Federal authorities arrest six Chicago police officers for allegedly stealing drugs, money – Leon Wolf (theblaze.com) / Jan 31 2018
According to WBBM-TV in Chicago, Federal authorities have arrested six Chicago police officers for allegedly stealing money and drugs from drug dealers.
Sources within the Chicago Police Department told WBBM that the FBI performed at least three separate sting operations, and caught the officers on videotape stealing both money and drugs from dealers during busts and pocketing the proceeds. The officers have been taken into custody and charges are reportedly pending. According to WBBM, as many as 7 officers may have been involved but only 6 have been arrested at this time. On one occasion, a team of officers reportedly took nearly $20,000 in a single robbery. The Chicago Police Department refused to comment on the story.
The Chicago Police Department remains one of the more troubled large-city forces in the country. Chicago city officials, including the police department have been harshly criticized for a recent spike in the city’s homicide rate, which saw Chicago become the fourth-deadliest city in America in 2016, behind St. Louis, Baltimore and Detroit.

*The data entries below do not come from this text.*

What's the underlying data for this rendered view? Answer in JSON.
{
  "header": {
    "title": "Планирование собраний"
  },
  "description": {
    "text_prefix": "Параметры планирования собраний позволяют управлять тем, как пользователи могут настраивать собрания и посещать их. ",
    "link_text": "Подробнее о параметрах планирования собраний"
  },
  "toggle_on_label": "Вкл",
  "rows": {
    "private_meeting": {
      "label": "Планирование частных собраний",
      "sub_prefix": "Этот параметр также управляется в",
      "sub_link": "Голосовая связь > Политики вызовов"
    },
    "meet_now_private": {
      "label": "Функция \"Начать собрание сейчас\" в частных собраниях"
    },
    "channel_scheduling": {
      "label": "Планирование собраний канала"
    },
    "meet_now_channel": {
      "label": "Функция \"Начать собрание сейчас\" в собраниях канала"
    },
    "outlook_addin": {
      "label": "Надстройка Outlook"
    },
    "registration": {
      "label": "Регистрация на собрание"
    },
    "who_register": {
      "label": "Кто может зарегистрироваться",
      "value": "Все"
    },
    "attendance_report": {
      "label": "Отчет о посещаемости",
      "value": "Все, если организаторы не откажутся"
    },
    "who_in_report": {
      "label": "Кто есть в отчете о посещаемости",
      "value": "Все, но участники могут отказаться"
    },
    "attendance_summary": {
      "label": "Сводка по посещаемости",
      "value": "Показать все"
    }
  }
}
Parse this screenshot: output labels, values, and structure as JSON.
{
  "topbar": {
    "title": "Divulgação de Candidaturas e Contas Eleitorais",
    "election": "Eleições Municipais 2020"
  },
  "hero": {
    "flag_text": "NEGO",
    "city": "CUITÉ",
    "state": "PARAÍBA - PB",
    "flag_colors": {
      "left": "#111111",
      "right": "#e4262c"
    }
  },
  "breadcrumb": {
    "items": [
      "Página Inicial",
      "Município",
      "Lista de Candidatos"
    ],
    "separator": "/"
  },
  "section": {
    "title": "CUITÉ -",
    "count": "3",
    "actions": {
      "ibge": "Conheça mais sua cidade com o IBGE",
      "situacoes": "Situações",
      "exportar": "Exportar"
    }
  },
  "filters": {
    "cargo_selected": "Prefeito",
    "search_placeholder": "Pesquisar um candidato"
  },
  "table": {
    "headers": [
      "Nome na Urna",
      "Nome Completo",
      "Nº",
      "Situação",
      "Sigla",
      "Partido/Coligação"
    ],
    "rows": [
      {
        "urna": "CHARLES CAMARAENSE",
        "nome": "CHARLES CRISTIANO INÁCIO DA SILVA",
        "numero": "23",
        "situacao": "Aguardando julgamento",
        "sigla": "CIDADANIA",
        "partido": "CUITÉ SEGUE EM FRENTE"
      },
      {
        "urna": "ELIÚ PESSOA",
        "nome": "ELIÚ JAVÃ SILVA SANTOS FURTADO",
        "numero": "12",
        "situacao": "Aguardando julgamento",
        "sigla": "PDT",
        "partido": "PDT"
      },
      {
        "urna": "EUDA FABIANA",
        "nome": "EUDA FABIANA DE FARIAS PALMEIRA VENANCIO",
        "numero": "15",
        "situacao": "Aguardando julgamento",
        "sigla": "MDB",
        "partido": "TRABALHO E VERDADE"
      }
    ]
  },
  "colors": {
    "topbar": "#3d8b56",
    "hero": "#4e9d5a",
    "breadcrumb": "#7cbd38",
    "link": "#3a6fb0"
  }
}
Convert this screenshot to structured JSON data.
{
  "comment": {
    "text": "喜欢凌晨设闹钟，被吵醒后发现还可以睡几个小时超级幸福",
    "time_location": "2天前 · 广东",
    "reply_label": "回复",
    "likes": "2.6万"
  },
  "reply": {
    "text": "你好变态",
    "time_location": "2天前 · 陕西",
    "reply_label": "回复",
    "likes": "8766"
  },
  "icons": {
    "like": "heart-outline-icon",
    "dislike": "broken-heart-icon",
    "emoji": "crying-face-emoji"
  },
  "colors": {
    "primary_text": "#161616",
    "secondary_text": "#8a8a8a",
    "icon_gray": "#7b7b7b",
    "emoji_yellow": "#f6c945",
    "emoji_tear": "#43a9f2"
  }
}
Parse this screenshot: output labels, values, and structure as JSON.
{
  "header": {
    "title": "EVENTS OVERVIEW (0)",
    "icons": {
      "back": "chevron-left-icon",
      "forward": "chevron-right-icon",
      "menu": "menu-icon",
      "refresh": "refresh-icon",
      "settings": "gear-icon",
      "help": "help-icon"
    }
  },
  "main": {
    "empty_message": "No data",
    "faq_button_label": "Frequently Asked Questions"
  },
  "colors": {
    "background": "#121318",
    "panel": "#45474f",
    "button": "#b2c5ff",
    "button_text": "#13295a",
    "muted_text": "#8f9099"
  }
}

Chicago’s police have also been criticized by criminal justice reform advocates for years for issues related to excessive use of force, lack of internal accountability, and corruption. Numerous studies have shown that the Chicago Police Department has an inordinately high rate of citizen complaints, combined with systematic failure to discipline or even investigate officers who receive dozens of complaints, including several who have ultimately wound up in jail for corruption themselves. One particularly notorious example was officer Jerome Finegan, who was the subject of 68 citizen complaints alleging corruption and/or excessive force. Incredibly, the Chicago Police Department found each and every one of these complaints to be unfounded. Eventually, Finnegan was caught by internal affairs robbing criminal suspects and then attempting to hire a hitman to kill one of his partners because he thought his partner was going to turn him in. He was ultimately sentenced to 12 years in prison for corruption.
The Chicago arrests come on the heels of the explosive ongoing federal court case in Baltimore, in which prosecutors allege that an elite Baltimore PD task force regularly stole guns and money from drug dealers, systematically made false arrests, intimidated witnesses, and billed for fraudulent overtime.